В «Цене» спор двух братьев, Вика и Уолтера (В. Медведев), о пределах человеческой порядочности начинается с подобного противопоставления понятий: один эгоистически подавил в себе чувство долга, преступил некий рубеж, другой принес себя в жертву отцу, пожертвовал своим нынешним благополучием в память о том былом, которое знала его семья, его отец до кризиса. Однако здесь таится лишь предпосылка драмы. В процессе сюжета выясняется, что жертва Вика оказалась напрасной. У отца оставались деньги, и он сознательно эксплуатировал сына, а семьи, благополучной семьи в их доме никогда и не было — было денежное соглашение. И главное... Вик обо всем догадывался еще тогда, в те далекие годы, когда бросил науку и пошел служить в полицию. Что это — безволие, самоуничижение, глупость, наконец? Нет и нет. Просто отец для него — это был отец, даже если он ему и лгал, а семья — семья, как стол есть стол, а стул есть стул. Просто есть на свете вещи, перестав понимать первозданный смысл которых, перестаешь понимать себя: безверие — гибель для личности. «Я сделал то, что я сделал», — скажет Вик— Юрский, обретя вдруг впервые за многие годы покой. Осознав внезапно, что жизнь его не была ни жертвой, ни мукой, ни капризом, ни вызовом. В жизни своей он осуществил себя. «Я сделал то, что я сделал», — не то, что хотел или выбрал, а я есть я.
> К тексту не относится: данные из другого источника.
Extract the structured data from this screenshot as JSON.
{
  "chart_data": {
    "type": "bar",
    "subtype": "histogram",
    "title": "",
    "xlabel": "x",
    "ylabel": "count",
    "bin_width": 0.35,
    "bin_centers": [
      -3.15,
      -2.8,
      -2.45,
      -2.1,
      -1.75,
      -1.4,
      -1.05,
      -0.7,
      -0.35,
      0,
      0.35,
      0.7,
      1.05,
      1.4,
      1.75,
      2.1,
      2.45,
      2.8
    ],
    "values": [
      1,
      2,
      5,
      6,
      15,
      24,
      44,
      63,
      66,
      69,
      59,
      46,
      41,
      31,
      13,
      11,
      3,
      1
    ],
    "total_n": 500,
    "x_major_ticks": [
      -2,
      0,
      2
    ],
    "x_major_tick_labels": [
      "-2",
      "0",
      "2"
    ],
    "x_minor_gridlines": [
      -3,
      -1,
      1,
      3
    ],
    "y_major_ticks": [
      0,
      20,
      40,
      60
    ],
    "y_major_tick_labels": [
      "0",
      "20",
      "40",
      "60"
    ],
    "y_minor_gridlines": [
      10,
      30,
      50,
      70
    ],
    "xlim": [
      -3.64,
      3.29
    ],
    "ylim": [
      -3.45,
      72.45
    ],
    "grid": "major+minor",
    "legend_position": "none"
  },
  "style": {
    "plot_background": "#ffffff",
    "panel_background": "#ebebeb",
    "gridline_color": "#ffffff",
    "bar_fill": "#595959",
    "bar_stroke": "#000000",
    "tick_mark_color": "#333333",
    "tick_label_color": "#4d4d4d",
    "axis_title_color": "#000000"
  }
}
Вик здесь делает чрезвычайной важности для себя открытие. Совсем недавно Эстер могла ему напомнить, как несколько лет назад в музее какой-то человек принял его за скульптора, да-да, не за полицейского, а за скульптора. И это было счастье: хотя бы на мгновение почувствовать себя кем-то иным, более поэтичным, возвышенным, оригинальным, чем есть на самом деле. Вик мог быть скульптором, или физиком, или известным спортсменом; ведь говорят, что в человеке заложено множество возможностей. Но Вик стал полицейским. И вдруг он понял, что цена есть цена, ее можно завысить или занизить на базаре, но суть вещи от этого не изменится. И счастье в том, чтобы быть тем, кем можешь быть именно ты, только ты. Осознав это, Вик сразу перестанет спешить, и невидимые дружеские связи возникнут между ним и старьевщиком. В разгар спора с братом он внезапно подойдет к двери в соседнее помещение, где прилег измученный Соломон, тихонько приоткроет ее, прислушается и перейдет на шепот, словно там, за дверью, задремал его отец. А когда Уолтер в приступе бешенства кинется на Вика и станет его душить, из той самой двери выползет Соломон, и бросится к братьям, и повиснет всей тяжестью тела на руке Уолтера, словно Вик — его сын.